As shown in FIG. 6B, the sensing loop 674 includes the sensing circuit 673. The sensing switch 130 is located in the sensing circuit 673 outside the switch box 105. The sensing switch 130 can close or open the sensing circuit 673 to close or open the sensing loop 674. Specifically, the connecting end 106a and the connecting end 106b of the sensing circuit connecting end 106 are connected by the sensing switch 130. In some embodiments, the connecting end 106a and the connecting end 106b can be connected in series with an indicating device 661 and a power source 663 in the sensing loop 674. The switch-on or switch-off of the sensing switch 130 is configured to control the disconnecting or connecting of the sensing loop 674, thereby controlling the connection or disconnection between the indicating device 661 and the power source 663, and further indicating the state of the door by means of the indicating device 661. In some embodiments, the indicating device 661 may be a visual indicating device such as a light, or an audible indicating device such as a bell. In the present disclosure, the power source 663 is a low-voltage power source. In this embodiment, the power source 663 has a voltage of 5 V.

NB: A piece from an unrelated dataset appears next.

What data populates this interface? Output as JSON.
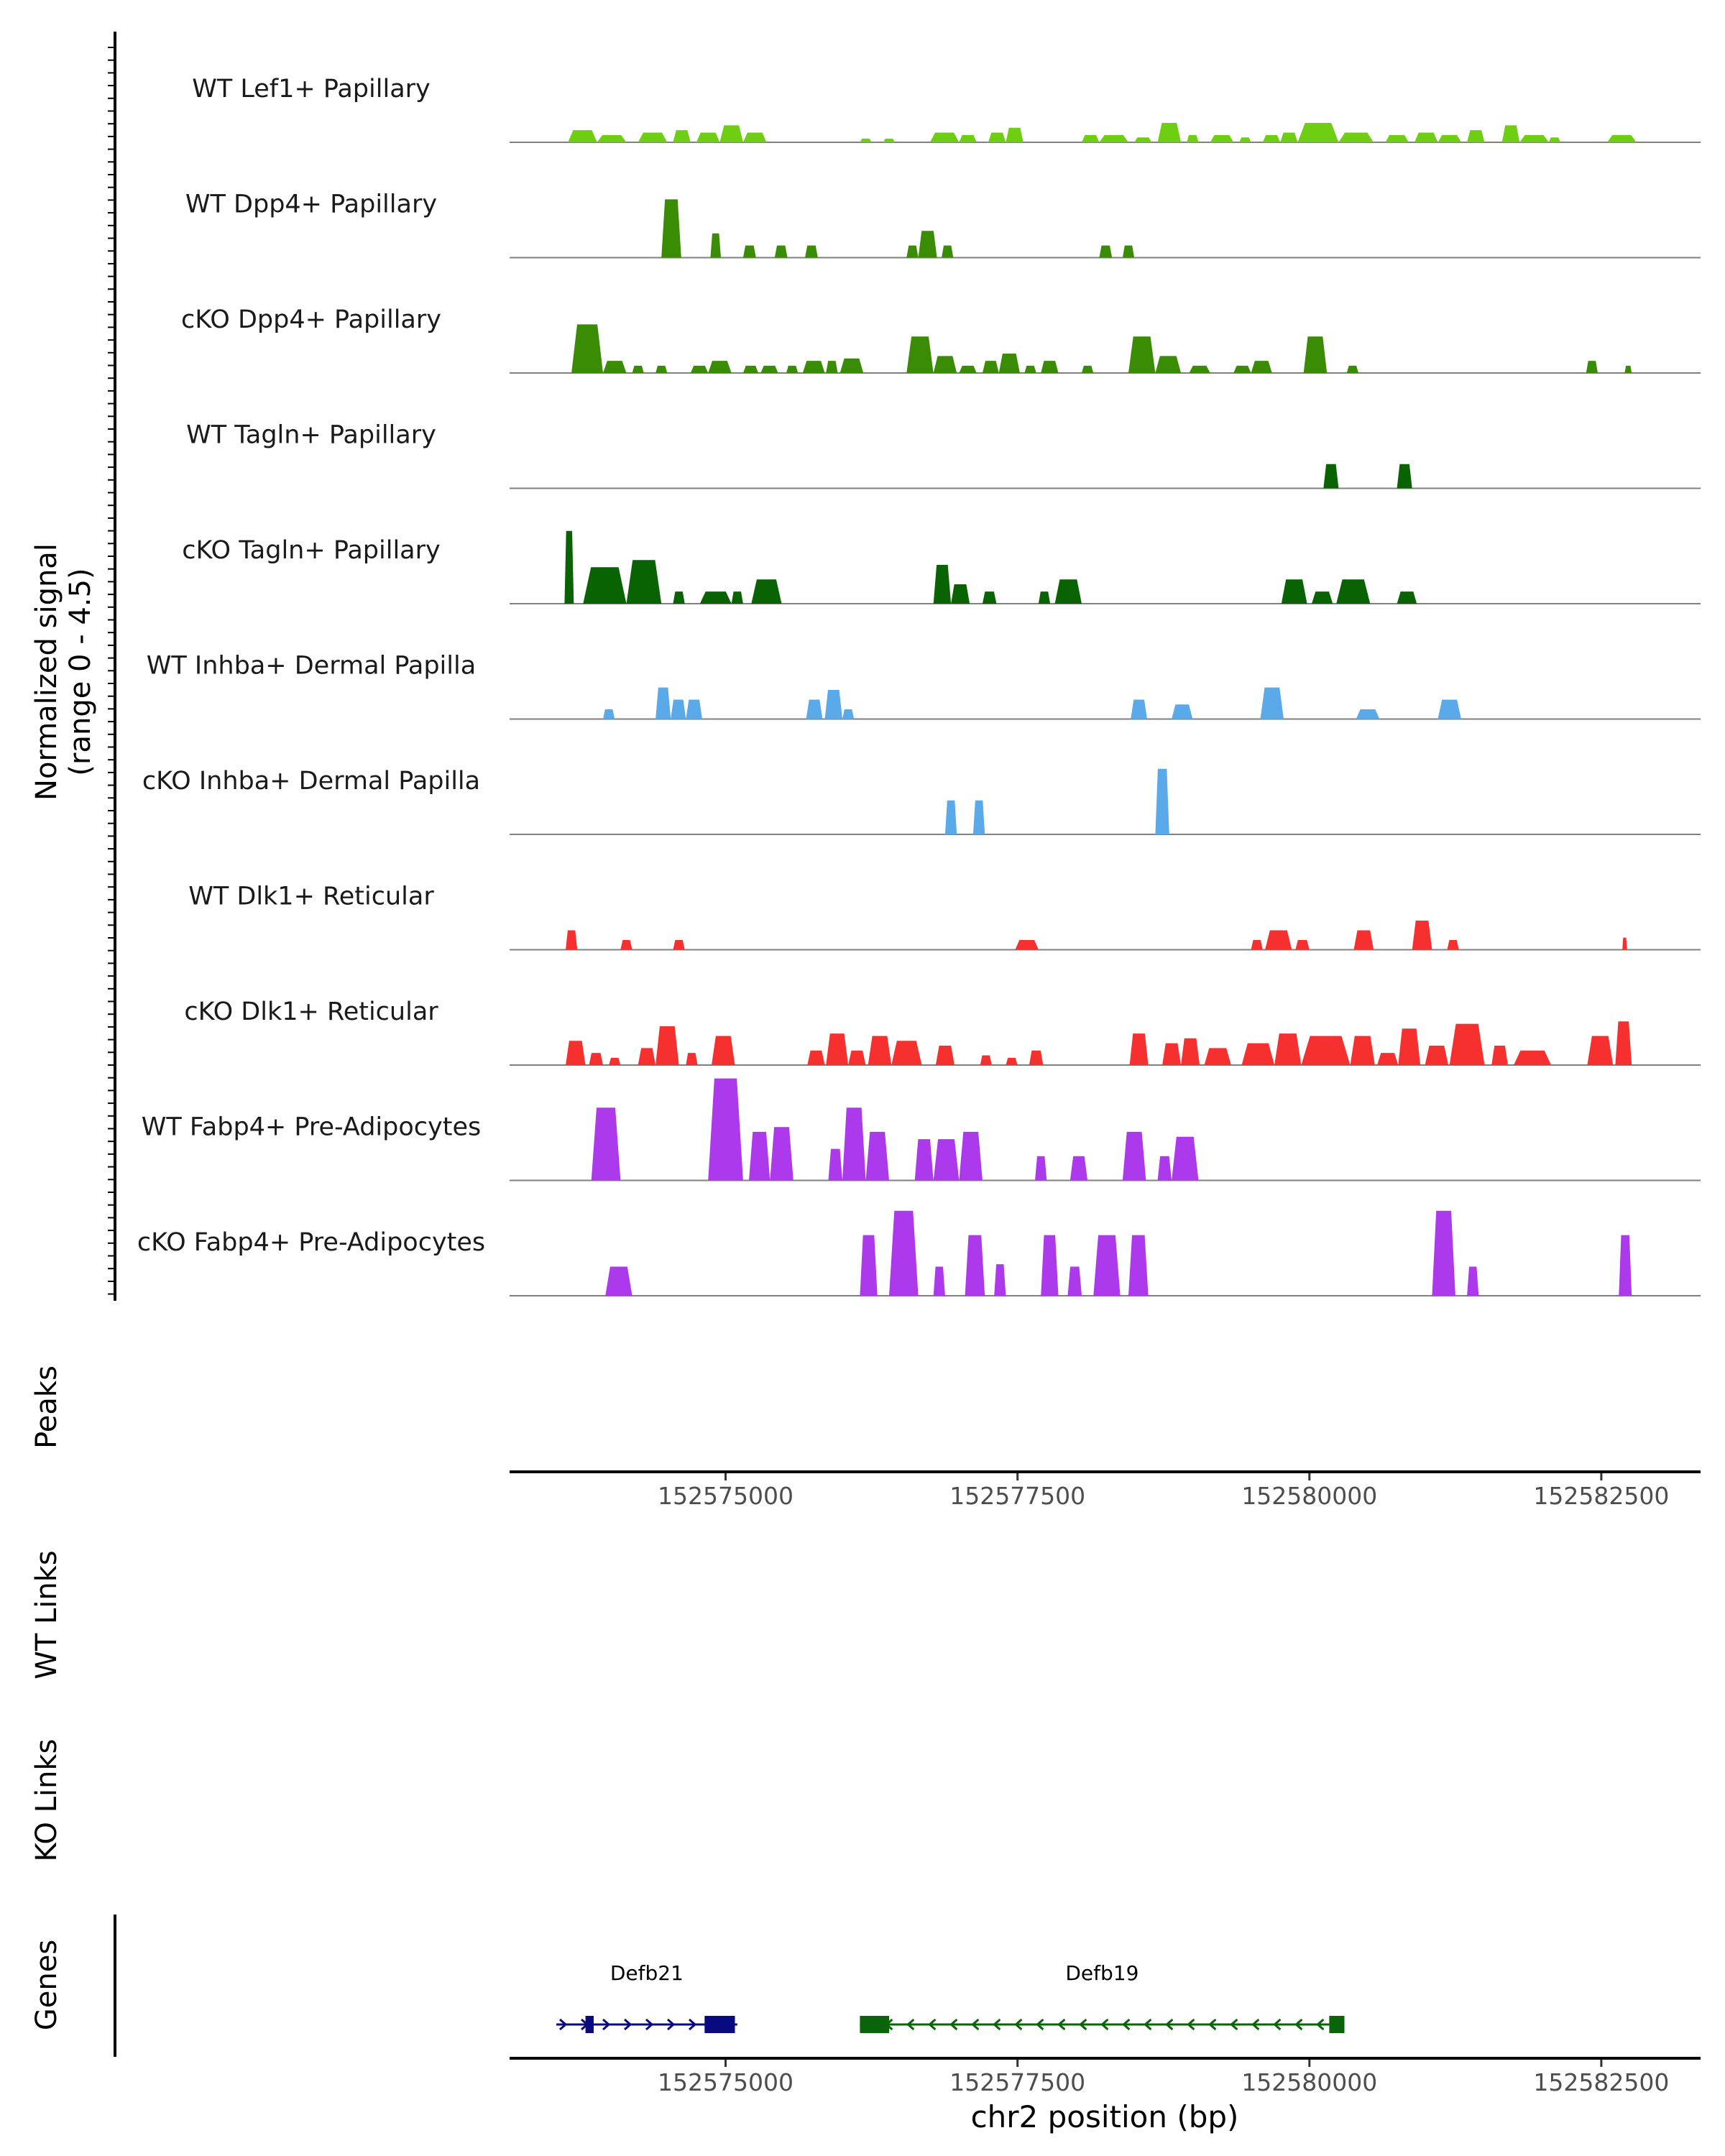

In the present disclosure, arranging the sensing circuit 673 and the sensing switch 130 outside the switch box 105 can avoid the arrangements of both the high-voltage and low-voltage circuits inside the switch box 105.

The door lock of the present disclosure includes the sensing circuit and the sensing switch, allowing the electrical appliance to independently indicate the states of the door and the door hook of the electrical appliance, meeting more operational requirements of the electrical appliance and providing more possibilities for intelligent designs.

The sensing circuit and sensing switch of the door lock of the present disclosure are arranged outside the switch box and are separated from the operating circuit, which avoids the arrangements of both high-voltage and low-voltage power sources inside the switch box, thereby improving the reliability of the sensing circuit and the operating circuit.

Although the present disclosure is described with respect to the examples of embodiments outlined above, various alternatives, modifications, variations, improvements, and/or substantial equivalents that are known or current or to be anticipated before long may be obvious to those of at least ordinary skill in the art. In addition, the technical effects and/or technical problems described in this specification are exemplary rather than limiting. Therefore, the present disclosure in this specification may be used to solve other technical problems and may have other technical effects. Accordingly, the examples of the embodiments of the present disclosure as set forth above are intended to be illustrative rather than limiting. Various changes can be made without departing from the spirit or scope of the present disclosure. Therefore, the present disclosure is intended to include all known or earlier developed alternatives, modifications, variations, improvements and/or basic equivalents.